CREATE TABLE my_dataset.ugc_ads (
ugc_ad_id STRING,
event_timestamp DATETIME,
ugc_user_id STRING,
hem STRING,
ad_category STRING, -- Cars, Real Estate, Jobs
ad_title STRING,
ad_value FLOAT64,
currency STRING,
ad_status STRING, -- posted, updated, removed
engagement_count INT64, -- views, clicks
created_at DATETIME
);

Basket JSON (optional, for paywall upsells)

If the paywall includes upsells (eBooks, courses), use the basket format:

[
{
"product_id": "EBOOK_2025_01",
"product_name": "AI in Journalism",
"product_category": "Ebooks||Technology",
"product_price": 9.99,
"product_quantity": 1
}
]

Do & don't summary

✅ Do❌ Don't
Track subscription history as eventsOverwrite subscription_status in one row
Store absolute URLs for content eventsDrop attribution params (utm, gclid)
Keep hashed email consistent across newsletter/paywall/UGCHash without normalization
Model UGC postings as eventsJust store "number of ads" per user
Add content_category for interest analysisRely only on titles
Store renewals/cancellations explicitlyOnly track a current subscription flag

How BPP uses these tables

  • Action Prediction — Positive = subscription renewal, ad posting; Negative = cancellation, unsubscribe. Features: open/click rates, content affinity, UGC engagement.
  • pcLTV — Transactions = paywall payments + UGC fees. Value = subscription + upsell spend.
  • RFM — Recency = last payment / newsletter open. Frequency = content views / ads posted.

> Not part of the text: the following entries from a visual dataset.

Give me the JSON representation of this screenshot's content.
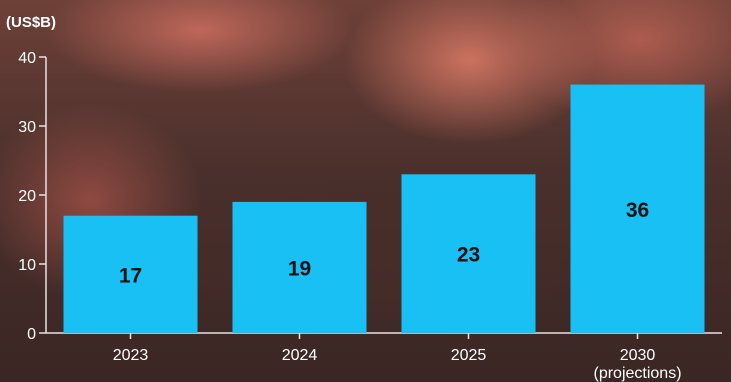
{
  "chart_data": {
    "type": "bar",
    "title": "",
    "unit_label": "(US$B)",
    "xlabel": "",
    "ylabel": "",
    "categories": [
      "2023",
      "2024",
      "2025",
      "2030\n(projections)"
    ],
    "values": [
      17,
      19,
      23,
      36
    ],
    "data_labels": [
      "17",
      "19",
      "23",
      "36"
    ],
    "ylim": [
      0,
      40
    ],
    "yticks": [
      0,
      10,
      20,
      30,
      40
    ],
    "grid": false,
    "legend": "none",
    "colors": {
      "bar": "#19c0f4",
      "axis": "#e8e2e0",
      "tick_label": "#ffffff",
      "data_label": "#111111"
    }
  }
}
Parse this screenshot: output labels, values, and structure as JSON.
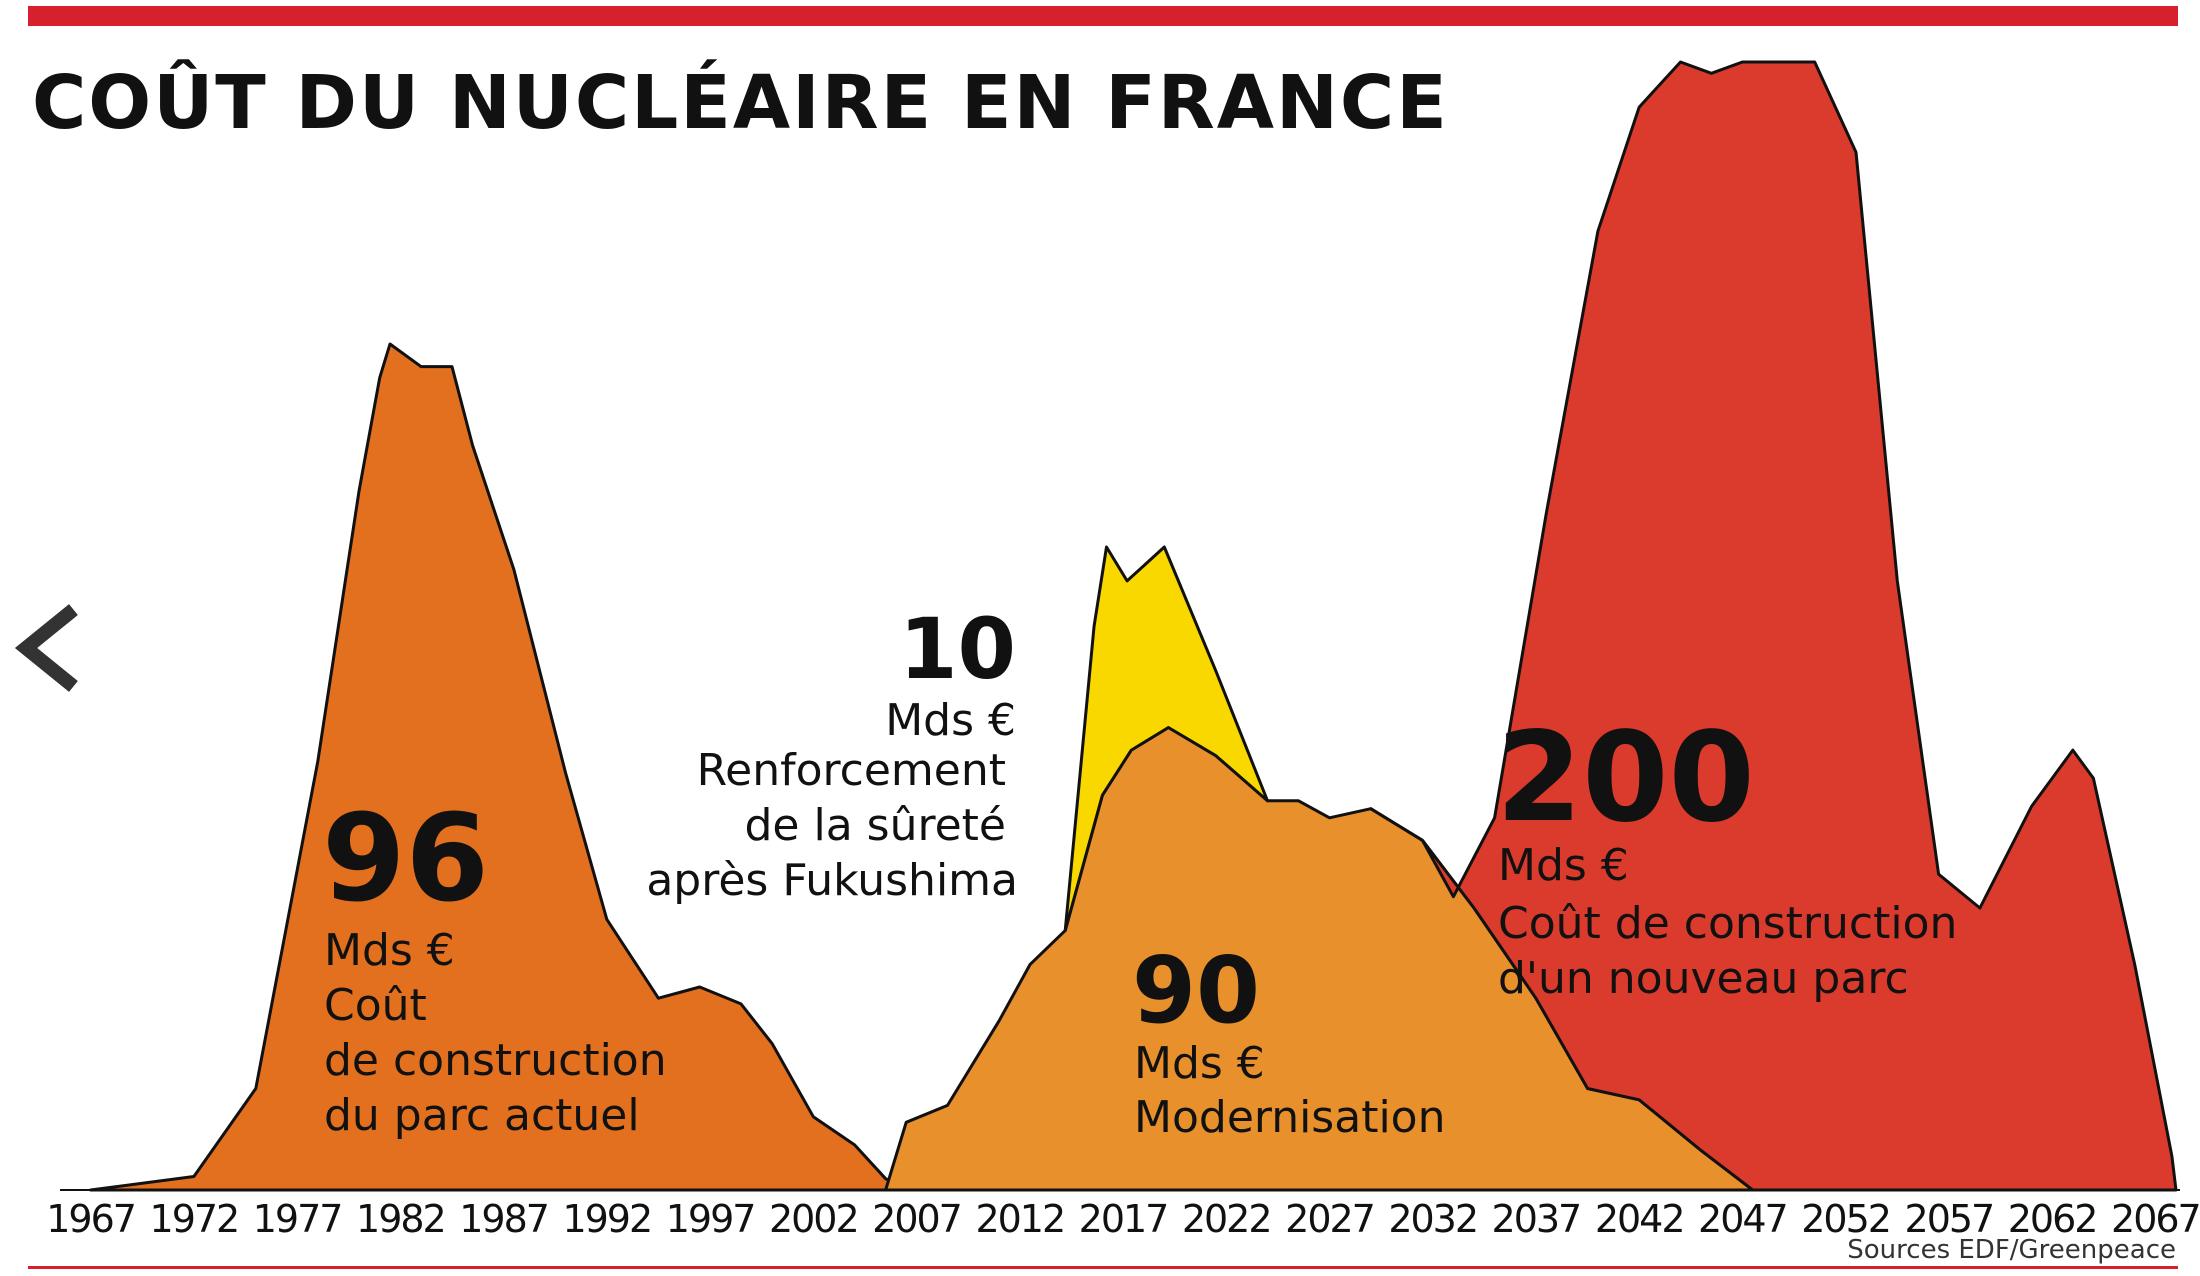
{
  "chart_data": {
    "type": "area",
    "title": "COÛT DU NUCLÉAIRE EN FRANCE",
    "source": "Sources EDF/Greenpeace",
    "x_ticks": [
      1967,
      1972,
      1977,
      1982,
      1987,
      1992,
      1997,
      2002,
      2007,
      2012,
      2017,
      2022,
      2027,
      2032,
      2037,
      2042,
      2047,
      2052,
      2057,
      2062,
      2067
    ],
    "x_range": [
      1966,
      2068
    ],
    "y_axis_shown": false,
    "grid": false,
    "colors": {
      "construction_actuel": "#e2701f",
      "fukushima": "#f9d800",
      "modernisation": "#e8902c",
      "nouveau_parc": "#db3b2c",
      "accent_bar": "#d6202b"
    },
    "series": [
      {
        "key": "construction_actuel",
        "color": "#e2701f",
        "total": "96",
        "unit": "Mds €",
        "label_lines": [
          "Coût",
          "de construction",
          "du parc actuel"
        ],
        "points": [
          [
            1967,
            0
          ],
          [
            1972,
            1.2
          ],
          [
            1975,
            9
          ],
          [
            1978,
            38
          ],
          [
            1980,
            62
          ],
          [
            1981,
            72
          ],
          [
            1981.5,
            75
          ],
          [
            1983,
            73
          ],
          [
            1984.5,
            73
          ],
          [
            1985.5,
            66
          ],
          [
            1987.5,
            55
          ],
          [
            1990,
            37
          ],
          [
            1992,
            24
          ],
          [
            1994.5,
            17
          ],
          [
            1996.5,
            18
          ],
          [
            1998.5,
            16.5
          ],
          [
            2000,
            13
          ],
          [
            2002,
            6.5
          ],
          [
            2004,
            4
          ],
          [
            2005.5,
            1
          ],
          [
            2006.5,
            0
          ]
        ]
      },
      {
        "key": "fukushima",
        "color": "#f9d800",
        "total": "10",
        "unit": "Mds €",
        "label_lines": [
          "Renforcement",
          "de la sûreté",
          "après Fukushima"
        ],
        "points": [
          [
            2014.2,
            23
          ],
          [
            2015.6,
            50
          ],
          [
            2016.2,
            57
          ],
          [
            2017.2,
            54
          ],
          [
            2019,
            57
          ],
          [
            2021.5,
            46
          ],
          [
            2024,
            34.5
          ],
          [
            2021.5,
            38.5
          ],
          [
            2019.2,
            41
          ],
          [
            2017.4,
            39
          ],
          [
            2016,
            35
          ],
          [
            2014.2,
            23
          ]
        ]
      },
      {
        "key": "modernisation",
        "color": "#e8902c",
        "total": "90",
        "unit": "Mds €",
        "label_lines": [
          "Modernisation"
        ],
        "points": [
          [
            2005.5,
            0
          ],
          [
            2006.5,
            6
          ],
          [
            2008.5,
            7.5
          ],
          [
            2011,
            15
          ],
          [
            2012.5,
            20
          ],
          [
            2014.2,
            23
          ],
          [
            2016,
            35
          ],
          [
            2017.4,
            39
          ],
          [
            2019.2,
            41
          ],
          [
            2021.5,
            38.5
          ],
          [
            2024,
            34.5
          ],
          [
            2025.5,
            34.5
          ],
          [
            2027,
            33
          ],
          [
            2029,
            33.8
          ],
          [
            2031.5,
            31
          ],
          [
            2034,
            25
          ],
          [
            2037,
            17
          ],
          [
            2039.5,
            9
          ],
          [
            2042,
            8
          ],
          [
            2045,
            3.5
          ],
          [
            2048,
            0
          ]
        ]
      },
      {
        "key": "nouveau_parc",
        "color": "#db3b2c",
        "total": "200",
        "unit": "Mds €",
        "label_lines": [
          "Coût de construction",
          "d'un nouveau parc"
        ],
        "points": [
          [
            2029,
            33.8
          ],
          [
            2031.5,
            31
          ],
          [
            2033,
            26
          ],
          [
            2035,
            33
          ],
          [
            2037.5,
            60
          ],
          [
            2040,
            85
          ],
          [
            2042,
            96
          ],
          [
            2044,
            100
          ],
          [
            2045.5,
            99
          ],
          [
            2047,
            100
          ],
          [
            2049,
            100
          ],
          [
            2050.5,
            100
          ],
          [
            2052.5,
            92
          ],
          [
            2054.5,
            54
          ],
          [
            2056.5,
            28
          ],
          [
            2058.5,
            25
          ],
          [
            2061,
            34
          ],
          [
            2063,
            39
          ],
          [
            2064,
            36.5
          ],
          [
            2066,
            20
          ],
          [
            2067.8,
            3
          ],
          [
            2068,
            0
          ],
          [
            2047.5,
            0
          ],
          [
            2045,
            3.5
          ],
          [
            2042,
            8
          ],
          [
            2039.5,
            9
          ],
          [
            2037,
            17
          ],
          [
            2034,
            25
          ],
          [
            2031.5,
            31
          ]
        ]
      }
    ]
  }
}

Monetary = total revenue (paywall + UGC).
  • Interest — From content categories (Politics, Sports, …) or via topic classification on page_url.

Why this design works

  • Multiple business lines unified (newsletter, paywall, UGC).
  • Event-based modelling captures real user journeys.
  • Hashed email ensures cross-channel activation.
  • Content categories + URLs power Interest Analysis and segmentation.